More second screen: Shazam partners with American Idol

Krystal Peak · April 5, 2012 · Short URL:

Shazam's live tagging allows American Idol viewers to save song, unlock exclusive content

For all of those that watch the singing competitions and end up with a long list of songs that they need to remember to download later, Shazam is working on making that an even easier process.  The music tagging and identifying app for your smartphone has partnered with American Idol to help viewers identify the songs being sung on air while unlocking extra content. This announcement came just after we all learned that Shazam passed the 200 million user mark.

So all of you Idol fans can snag the tunes you hear almost instantly and get connected to Idol social media and photo content for an even richer viewing experience -- for the remainder of the season.

Earlier this week, Shazam launched a new version of their popular application for iPhone and iPod Touch with a claim that it can identify songs in as little time as one second. 

The update also overhauled the UI for Shazam to make navigating and scrolling quicker and easier. 

The TV-to-app move is part of Shazam’s effort to appeal to television networks and advertisers looking to boost their second screen impact. This live broadcast partnership is the third major deal of its kind this year for Shazam.

The Shazam app is free of your mobile device at the iTunes App StoreAndroid MarketAmazon App Store and GetJar.

Last month, Shazam announced the next update it will release for the Andriod users. The upcoming update uses the new technology called Android Beam to help people more freely share and discover music.

In the past, Shazam was mostly limited to tapping the app to find out what the name of the song play is and quickly purchase the song, if desired, with a quick click.  According to Shazam, the update, that should come out in a few weeks, will allow Shazam users to tap phones to quickly share favorite songs or get tour dates for bands you have saved in recent searches.

The tap-to-share feature will also allow users that have been given coupon offers to share those and record snip-its from TV ads and programs that feature music they are curious about.

The update is also focused on speeding up the time it takes for the product to identify the song playing -- a feature that I take advantage of on road trips and competitive games of "name that tune."

These Android Beam connectivity features are really fun and exciting for music lovers that have been hungry for more interactivity with the music around them, but there are some disadvantages with being tied to the new Android Beam since currently, Android 4.0 (aka “Ice Cream Sandwich”) is only being used on 1% of Android devices, according to Google. 

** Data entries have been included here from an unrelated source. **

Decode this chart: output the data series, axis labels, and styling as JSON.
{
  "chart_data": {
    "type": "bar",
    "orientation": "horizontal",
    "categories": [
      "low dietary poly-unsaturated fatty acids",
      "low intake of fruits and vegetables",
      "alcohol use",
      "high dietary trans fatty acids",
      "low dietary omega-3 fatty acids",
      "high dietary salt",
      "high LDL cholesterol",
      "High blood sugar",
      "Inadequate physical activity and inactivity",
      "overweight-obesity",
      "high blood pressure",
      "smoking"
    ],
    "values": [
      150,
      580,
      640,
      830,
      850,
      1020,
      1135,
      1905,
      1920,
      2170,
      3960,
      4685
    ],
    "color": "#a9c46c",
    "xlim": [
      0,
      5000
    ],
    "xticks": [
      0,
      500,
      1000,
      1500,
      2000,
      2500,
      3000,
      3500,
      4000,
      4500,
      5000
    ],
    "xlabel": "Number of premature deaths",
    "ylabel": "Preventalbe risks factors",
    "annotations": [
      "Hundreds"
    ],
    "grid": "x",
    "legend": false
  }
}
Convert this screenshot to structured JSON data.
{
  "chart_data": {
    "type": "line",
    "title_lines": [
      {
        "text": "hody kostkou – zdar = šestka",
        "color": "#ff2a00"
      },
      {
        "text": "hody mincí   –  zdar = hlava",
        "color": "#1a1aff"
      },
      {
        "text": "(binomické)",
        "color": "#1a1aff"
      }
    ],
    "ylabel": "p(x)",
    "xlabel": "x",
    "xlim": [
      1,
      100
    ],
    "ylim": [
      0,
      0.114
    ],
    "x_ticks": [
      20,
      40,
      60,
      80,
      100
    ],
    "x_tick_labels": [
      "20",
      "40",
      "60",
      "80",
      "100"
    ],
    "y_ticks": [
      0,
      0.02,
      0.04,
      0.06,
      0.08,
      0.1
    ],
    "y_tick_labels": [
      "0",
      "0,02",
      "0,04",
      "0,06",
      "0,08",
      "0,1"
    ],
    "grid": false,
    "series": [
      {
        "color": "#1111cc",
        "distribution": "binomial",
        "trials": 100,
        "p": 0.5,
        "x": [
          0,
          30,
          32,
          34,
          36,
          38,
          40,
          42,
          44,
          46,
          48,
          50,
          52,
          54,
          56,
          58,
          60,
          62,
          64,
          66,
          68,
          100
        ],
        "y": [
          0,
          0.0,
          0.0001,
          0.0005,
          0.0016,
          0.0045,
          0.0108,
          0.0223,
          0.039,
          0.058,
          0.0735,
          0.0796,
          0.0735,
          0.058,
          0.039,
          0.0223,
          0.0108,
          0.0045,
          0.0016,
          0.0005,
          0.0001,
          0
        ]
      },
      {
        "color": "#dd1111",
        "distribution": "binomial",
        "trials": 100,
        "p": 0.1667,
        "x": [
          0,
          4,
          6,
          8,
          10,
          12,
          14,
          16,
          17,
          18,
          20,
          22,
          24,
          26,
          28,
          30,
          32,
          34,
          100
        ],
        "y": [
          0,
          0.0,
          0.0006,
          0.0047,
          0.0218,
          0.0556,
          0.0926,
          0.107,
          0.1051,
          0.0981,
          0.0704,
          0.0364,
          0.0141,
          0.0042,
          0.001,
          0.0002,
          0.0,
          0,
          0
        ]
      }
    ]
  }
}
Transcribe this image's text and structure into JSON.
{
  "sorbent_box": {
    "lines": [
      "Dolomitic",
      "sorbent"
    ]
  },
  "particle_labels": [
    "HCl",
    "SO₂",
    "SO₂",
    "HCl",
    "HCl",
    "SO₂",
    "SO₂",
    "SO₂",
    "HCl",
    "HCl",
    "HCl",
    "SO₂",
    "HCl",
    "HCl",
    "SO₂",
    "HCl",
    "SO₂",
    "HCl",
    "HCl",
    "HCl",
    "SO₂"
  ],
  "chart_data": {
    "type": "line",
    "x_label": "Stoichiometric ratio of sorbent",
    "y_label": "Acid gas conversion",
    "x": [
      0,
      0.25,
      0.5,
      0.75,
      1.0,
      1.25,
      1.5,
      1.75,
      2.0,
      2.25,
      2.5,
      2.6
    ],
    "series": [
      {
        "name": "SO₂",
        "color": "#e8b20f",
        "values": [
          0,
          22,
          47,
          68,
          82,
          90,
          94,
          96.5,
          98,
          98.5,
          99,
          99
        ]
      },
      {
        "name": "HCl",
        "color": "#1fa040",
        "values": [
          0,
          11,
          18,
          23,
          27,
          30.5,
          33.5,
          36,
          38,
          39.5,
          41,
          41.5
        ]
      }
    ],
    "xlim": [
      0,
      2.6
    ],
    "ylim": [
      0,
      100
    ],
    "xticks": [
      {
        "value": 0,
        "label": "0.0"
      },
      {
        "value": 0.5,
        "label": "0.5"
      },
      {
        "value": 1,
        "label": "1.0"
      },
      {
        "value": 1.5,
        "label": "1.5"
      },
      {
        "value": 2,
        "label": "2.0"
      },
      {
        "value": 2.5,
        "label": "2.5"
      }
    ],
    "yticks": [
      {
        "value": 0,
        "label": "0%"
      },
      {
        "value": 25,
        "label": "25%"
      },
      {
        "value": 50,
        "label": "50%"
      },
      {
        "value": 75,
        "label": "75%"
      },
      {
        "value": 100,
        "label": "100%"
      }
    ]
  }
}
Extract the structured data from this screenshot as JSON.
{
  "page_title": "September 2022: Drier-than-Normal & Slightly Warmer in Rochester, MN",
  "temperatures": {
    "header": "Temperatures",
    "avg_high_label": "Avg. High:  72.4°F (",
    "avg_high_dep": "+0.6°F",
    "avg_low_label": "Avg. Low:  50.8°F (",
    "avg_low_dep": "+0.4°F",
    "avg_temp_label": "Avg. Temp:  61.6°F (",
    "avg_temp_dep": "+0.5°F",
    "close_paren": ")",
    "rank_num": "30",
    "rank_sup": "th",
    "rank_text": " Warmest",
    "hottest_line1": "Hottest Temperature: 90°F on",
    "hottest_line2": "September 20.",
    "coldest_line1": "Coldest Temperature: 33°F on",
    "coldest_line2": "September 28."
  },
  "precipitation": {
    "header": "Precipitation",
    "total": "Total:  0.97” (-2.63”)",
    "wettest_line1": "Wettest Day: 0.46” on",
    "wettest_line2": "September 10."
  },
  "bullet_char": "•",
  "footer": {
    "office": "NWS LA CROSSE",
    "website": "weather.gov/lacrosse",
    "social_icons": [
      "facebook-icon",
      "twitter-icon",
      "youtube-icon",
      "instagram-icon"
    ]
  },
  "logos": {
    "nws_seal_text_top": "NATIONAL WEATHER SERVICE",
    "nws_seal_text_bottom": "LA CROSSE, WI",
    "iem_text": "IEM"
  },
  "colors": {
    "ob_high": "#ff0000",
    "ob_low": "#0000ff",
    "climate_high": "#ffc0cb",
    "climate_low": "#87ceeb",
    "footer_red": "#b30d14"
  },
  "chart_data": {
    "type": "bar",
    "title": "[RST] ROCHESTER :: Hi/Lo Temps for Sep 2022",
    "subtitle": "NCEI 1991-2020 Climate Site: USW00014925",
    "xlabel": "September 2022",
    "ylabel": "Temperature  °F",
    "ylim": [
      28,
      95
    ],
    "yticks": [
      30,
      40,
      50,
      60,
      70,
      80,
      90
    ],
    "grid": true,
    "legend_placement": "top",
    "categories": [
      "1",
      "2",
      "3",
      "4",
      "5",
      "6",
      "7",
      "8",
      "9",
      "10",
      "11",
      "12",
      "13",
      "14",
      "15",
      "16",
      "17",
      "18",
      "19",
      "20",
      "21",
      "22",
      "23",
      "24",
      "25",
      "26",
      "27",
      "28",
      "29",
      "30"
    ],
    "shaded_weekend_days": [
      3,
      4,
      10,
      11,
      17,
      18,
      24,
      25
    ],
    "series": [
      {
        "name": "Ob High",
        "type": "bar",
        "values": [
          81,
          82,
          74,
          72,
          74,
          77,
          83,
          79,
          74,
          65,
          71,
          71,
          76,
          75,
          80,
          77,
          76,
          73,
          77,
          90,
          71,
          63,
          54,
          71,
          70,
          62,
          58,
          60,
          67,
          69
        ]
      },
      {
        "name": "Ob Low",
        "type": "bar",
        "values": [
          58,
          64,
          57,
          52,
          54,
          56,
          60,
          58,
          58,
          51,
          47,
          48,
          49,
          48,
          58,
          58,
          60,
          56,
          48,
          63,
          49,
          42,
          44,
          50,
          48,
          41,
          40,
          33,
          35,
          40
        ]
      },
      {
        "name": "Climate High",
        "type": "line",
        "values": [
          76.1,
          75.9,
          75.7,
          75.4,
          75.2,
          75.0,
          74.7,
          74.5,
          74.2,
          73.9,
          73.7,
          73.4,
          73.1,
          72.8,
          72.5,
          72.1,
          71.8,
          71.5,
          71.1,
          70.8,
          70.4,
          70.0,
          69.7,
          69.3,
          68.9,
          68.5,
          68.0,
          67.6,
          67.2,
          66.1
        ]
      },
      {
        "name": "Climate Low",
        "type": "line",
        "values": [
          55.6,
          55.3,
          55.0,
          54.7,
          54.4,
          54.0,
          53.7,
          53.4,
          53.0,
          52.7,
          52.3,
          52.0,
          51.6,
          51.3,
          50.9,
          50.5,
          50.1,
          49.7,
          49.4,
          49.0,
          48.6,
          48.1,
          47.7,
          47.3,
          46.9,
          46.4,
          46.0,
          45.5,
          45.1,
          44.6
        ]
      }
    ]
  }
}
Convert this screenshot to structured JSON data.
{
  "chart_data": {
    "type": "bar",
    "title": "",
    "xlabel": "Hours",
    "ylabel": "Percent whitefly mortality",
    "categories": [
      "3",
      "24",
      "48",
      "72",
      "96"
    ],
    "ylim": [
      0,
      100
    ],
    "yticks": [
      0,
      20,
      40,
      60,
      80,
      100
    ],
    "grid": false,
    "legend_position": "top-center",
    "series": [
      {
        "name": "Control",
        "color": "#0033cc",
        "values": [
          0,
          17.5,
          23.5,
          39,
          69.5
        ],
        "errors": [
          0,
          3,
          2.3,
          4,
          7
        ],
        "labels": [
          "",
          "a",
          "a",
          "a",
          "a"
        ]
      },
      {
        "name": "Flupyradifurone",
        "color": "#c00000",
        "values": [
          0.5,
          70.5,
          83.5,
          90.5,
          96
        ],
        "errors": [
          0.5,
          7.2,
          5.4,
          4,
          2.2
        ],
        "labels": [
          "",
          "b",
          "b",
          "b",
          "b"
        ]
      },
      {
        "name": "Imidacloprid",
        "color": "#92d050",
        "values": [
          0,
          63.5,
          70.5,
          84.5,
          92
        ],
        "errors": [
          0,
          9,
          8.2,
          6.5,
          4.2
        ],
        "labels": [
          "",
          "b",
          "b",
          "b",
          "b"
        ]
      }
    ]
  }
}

But once the prevalence of Android 4.0 grows, Shazam users could be able to identify a song in a TV show or commercial in as little as a single second. 

Shazam has over 180 million users across 200 countries, and is adding new users at a rate of 1.5 million per week. The app is in the same space as another popular music identifier, SoundHound.

The ability to partner closer with advertising campaigns and TV programs is a great perk for Shazam and companies like it since this increases the interaction that people have with second screen technology.

Content producers want your eyes on as many screens as possible and want to show the people paying for their expertise to show deeper levels of action -- upgrades like this one that Shazam is adding can show that a commercial is powerful enough to make you Shazam and possibly buy a song or get a coupon. And that is music to many advertisers ears. 

Shazam also received more user awareness when the creator was featured in a Super Bowl commercial by Best Buy that put a spotlight on creators of Silicon Valley tech.

In a 30-second spot, Best Buy introduced the football viewers to the people that brought us text messaging, the phone camera, video-sharing, text-to-speech, Square, Instagram, Words with Friends and Shazam.

In the commercial, Shazam's Avery Wang even stated in the longer ad that after working on the problem of creating audio recognition software for music, he "was coming to the conclusion that it wasn't possible" before he made a breakthrough.